Mark Mayerson


Writer, Cartoonist, Sculptor

Should Animation Only Do What Live Action Can't?
(March, 1985)

There is a belief among many animation artists and fans that animation should only do stories that live action can't. I disagree with this and I'll explain why.

There isn't a single medium that doesn't adapt work from other media. Movies have been made from novels, plays, comics, and even pop songs ("You Light Up My Life," "The Gambler," etc.). Certain works are endlessly adapted. Take Oliver Twist by Dickens. It started as a novel, became a silent film, a talkie, a musical play and then a film of the musical. Each medium the story appeared in had different strengths and weaknesses, and yet each medium was able to adapt the story to its own needs.

Sometimes you get adaptations that don't seem like they should work, but they do. Can you imagine Ben Hur on stage? Well, it was done, complete with horses on a treadmill to stage the chariot race. How about World War I on stage? It was done as What price Glory?

Now the stage is not the best medium for physical realism. I'm sure that nobody in the audience watching Ben Hur though they were looking at an accurate image of ancient Rome. But the stage knows its limitations and doesn't confuse physical realism with emotional realism. While a stage can't hold a set of ancient Rome the way a movie can, the stage can impart the emotions of the characters every bit as effectively as the movies. Similarly, What Price Glory? on stage can show you what it feels like to be involved in World War I even if you can't see miles and miles of trenches and no man's land.

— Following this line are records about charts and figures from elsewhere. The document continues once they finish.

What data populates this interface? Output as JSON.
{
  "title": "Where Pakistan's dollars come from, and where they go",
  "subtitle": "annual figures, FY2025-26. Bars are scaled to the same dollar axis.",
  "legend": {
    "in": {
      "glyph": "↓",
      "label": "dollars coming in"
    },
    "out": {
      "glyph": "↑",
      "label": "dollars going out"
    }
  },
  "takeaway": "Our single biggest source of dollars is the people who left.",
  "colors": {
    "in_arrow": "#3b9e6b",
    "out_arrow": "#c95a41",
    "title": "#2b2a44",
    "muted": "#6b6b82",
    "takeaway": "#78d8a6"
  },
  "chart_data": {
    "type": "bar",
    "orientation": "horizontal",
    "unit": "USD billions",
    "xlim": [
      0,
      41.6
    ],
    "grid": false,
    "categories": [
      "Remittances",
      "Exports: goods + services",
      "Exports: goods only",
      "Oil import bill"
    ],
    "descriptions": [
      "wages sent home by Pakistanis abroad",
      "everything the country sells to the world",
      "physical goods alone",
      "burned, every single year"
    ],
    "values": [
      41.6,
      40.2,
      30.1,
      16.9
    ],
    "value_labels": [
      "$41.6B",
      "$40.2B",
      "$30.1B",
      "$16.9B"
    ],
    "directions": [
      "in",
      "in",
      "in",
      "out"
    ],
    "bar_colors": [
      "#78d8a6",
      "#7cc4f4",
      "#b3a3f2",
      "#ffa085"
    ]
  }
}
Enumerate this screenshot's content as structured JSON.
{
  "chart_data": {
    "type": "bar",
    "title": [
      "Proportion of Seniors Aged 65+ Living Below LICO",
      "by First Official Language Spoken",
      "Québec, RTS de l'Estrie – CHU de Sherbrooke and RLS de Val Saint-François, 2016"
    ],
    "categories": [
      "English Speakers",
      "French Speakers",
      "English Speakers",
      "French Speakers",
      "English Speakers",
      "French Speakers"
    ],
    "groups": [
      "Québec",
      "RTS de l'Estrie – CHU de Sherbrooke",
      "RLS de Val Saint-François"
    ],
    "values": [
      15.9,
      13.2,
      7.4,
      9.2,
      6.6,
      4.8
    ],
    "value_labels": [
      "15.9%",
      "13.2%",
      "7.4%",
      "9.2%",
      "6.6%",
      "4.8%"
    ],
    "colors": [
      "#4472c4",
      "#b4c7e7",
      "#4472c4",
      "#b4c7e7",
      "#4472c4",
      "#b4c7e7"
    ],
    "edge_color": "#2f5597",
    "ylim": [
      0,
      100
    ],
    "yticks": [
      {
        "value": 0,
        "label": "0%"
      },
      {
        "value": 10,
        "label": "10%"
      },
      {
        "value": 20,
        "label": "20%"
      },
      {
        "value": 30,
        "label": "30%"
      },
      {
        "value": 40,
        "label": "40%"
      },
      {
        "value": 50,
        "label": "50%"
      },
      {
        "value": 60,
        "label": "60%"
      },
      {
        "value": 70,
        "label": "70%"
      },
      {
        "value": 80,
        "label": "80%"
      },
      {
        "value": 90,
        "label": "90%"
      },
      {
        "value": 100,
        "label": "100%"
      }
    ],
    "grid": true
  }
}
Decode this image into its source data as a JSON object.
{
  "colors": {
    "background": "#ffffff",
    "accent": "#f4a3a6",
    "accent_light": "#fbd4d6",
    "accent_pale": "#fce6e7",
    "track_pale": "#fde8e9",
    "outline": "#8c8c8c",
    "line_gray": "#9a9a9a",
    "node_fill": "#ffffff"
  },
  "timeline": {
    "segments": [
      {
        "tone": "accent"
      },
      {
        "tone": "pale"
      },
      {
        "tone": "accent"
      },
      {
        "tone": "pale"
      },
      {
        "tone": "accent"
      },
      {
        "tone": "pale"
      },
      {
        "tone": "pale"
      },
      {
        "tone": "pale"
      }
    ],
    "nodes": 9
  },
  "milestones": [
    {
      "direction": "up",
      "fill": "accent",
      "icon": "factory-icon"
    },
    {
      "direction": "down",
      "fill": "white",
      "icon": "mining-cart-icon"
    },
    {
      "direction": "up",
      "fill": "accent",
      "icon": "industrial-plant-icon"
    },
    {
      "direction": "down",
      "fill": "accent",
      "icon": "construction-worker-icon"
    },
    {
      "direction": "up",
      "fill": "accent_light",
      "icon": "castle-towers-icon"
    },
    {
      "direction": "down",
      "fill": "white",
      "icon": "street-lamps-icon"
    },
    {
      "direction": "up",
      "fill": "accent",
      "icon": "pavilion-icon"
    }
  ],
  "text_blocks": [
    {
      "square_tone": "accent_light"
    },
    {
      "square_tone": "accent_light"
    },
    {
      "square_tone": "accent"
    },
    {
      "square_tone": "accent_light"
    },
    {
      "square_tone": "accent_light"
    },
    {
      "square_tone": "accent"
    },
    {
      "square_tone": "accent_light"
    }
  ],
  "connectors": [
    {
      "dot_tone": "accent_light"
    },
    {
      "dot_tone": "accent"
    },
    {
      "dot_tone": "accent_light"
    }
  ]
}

There are real differences between books, movies, the stage and music, but there are similarities. One is that the artists who make them only have to find a subject worthwhile before tackling it. The other is that all are concerned with communicating to their audience something about what it's like to be alive. I don't think animation has any less right to the same aspirations or less obligation to the audience.

We would not think too much of a medium if it didn't have the ability to express the complete range of human endeavor and emotion, but that's how animation treats itself. It doesn't start off trying to find or develop the strongest possible material and then figure out how animation could best express it. It starts out by limiting itself to material that doesn't lend itself to a live treatment. What this tends to leave us with is talking animals, fairy tales and cartoon slapstick.

Now there is nothing intrinsically wrong with these subjects, but you have to admit that they are greatly responsible for animation being thought of as a children's medium.

I don't think that animation should start doing remakes of The Sound of Music or Casablanca, but these things could be done in the same way that the makers of Oliver turned Dicken's novel into a stage musical.

The key to the approach would be similar to the theatre. Don't confuse physical reality with emotional reality. A good example is Ralph Bakshi's Heavy Traffic. Michael's parents in that film are unquestionably cartoon characters, but their concerns are those of real people. The father is concerned with the trappings of power: the car, the blonde, the ability to boss people around. He is worried about staying on the good side of the godfather. The mother is stuck with a bad marriage to a man she has come to hate. Both of them are worried about the direction their son's life is taking. These things were on Bakshi's mind and he expressed them through animation with characters who look cartoony. Certainly they could have been done in live action. They could have been done in any medium. Does that make them less animatable?